Self-storage property fund, Stor-Age Property REIT, reported strong trading results for the four-month period ending January 2025, with notable growth in both occupancy and rental rates.

The company saw robust performance in South Africa during Q3 of FY25, ending 31 December 2024, continuing into January 2025. Occupancy in the owned portfolio rose by 5,400m² compared to September 2024, reaching 93.5% as of 31 January 2025.

Average rental rates increased by 7.8% year-on-year.

Despite a challenging economic environment, the UK portfolio showed resilience, it said.

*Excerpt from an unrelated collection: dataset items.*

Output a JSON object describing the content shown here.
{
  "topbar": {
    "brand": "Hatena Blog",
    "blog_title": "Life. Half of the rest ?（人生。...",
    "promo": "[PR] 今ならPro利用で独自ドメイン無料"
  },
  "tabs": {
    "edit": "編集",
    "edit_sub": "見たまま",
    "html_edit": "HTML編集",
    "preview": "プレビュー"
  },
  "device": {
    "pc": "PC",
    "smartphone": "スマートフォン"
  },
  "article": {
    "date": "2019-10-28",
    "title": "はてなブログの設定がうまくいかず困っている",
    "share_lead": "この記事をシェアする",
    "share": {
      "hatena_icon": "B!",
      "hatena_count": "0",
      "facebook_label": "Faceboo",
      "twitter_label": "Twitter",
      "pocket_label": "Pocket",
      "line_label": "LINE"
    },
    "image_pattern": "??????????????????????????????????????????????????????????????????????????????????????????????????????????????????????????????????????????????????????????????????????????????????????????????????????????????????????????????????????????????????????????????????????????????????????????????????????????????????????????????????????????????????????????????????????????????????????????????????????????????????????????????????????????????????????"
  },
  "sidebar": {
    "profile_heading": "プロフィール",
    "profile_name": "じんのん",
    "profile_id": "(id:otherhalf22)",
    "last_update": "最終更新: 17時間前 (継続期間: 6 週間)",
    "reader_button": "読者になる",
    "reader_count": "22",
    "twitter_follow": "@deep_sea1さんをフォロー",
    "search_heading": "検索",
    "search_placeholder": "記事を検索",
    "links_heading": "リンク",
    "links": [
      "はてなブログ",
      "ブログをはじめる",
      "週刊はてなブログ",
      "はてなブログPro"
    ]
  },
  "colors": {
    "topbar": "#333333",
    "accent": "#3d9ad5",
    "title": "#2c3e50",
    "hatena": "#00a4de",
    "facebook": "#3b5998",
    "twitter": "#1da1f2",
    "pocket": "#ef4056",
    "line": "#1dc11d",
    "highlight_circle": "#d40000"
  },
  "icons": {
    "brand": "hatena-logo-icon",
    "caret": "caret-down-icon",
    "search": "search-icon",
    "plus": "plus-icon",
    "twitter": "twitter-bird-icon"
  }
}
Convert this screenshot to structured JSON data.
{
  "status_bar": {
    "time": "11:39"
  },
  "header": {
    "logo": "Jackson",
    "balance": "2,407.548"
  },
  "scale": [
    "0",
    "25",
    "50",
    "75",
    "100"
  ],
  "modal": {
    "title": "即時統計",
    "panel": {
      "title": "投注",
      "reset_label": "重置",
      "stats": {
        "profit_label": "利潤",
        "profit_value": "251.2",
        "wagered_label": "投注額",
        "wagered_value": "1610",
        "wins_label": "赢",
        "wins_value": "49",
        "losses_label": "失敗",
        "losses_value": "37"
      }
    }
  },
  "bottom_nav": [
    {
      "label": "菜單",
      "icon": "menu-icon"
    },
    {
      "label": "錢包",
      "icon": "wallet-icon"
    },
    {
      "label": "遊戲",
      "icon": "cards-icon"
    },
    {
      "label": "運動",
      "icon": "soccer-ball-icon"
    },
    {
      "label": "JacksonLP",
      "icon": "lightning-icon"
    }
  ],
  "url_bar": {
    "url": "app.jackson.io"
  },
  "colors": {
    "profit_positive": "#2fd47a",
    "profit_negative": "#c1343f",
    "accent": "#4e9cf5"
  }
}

Although Q3 is traditionally the weakest trading quarter for the self-storage sector in the UK, year-to-date occupancy still increased by 1.5%, or 1,400m², with rental rates rising 4.1% year-on-year.

The company’s joint venture properties also performed well, with occupancy increasing by 4,100m² in South Africa and 2,700m² in the UK since 30 September 2024, it said.

CEO Gavin Lucas, said: “We are pleased with the continued strong operational performance achieved over the four-month period. Our South African portfolio has performed exceptionally well, while our UK portfolio continued to demonstrate its defensive nature and resilience.”

The company said it continued to grow its presence in both markets. In Cape Town, expansion at the Parklands property is underway, which will increase the gross lettable area (GLA) to 6,900m².

Additionally, through its joint venture with Garden Cities, a purchase agreement has been finalised for a parcel of land next to the Sunningdale property.

Since its opening in May 2021, Sunningdale has performed exceptionally well, and this new acquisition will enable the property’s expansion to 10,500m², it said.

“There remains an undersupply of high quality self storage properties across both South Africa and the UK providing the group with an excellent opportunity to expand its presence in both markets. The long lease-up period – financing cost implications – required to reach stabilised occupancy at new properties in these high-barrier-to-entry locations also contributes to the defensive nature of our portfolio,” said Lucas.

The company said it remains focused on further expanding its portfolio while continuing to produce an attractive trading performance.

The group’s portfolio across South Africa and the UK comprises 1071 properties. At 30 September 2024, the maximum lettable area including the pipeline and ongoing developments, exceeded 680 000m² .

The Company has a development pipeline of 48 000m² GLA, with 11 projects at various stages of planning and completion.

The portfolio is concentrated in the four major South African cities – Johannesburg, Cape Town, Pretoria and Durban (63 properties1), with the UK portfolio having a broad geographical representation across key cities and towns in England, including London (44 properties).

Shares in Stor-Age are up 3.5% to R14.60 over the past year.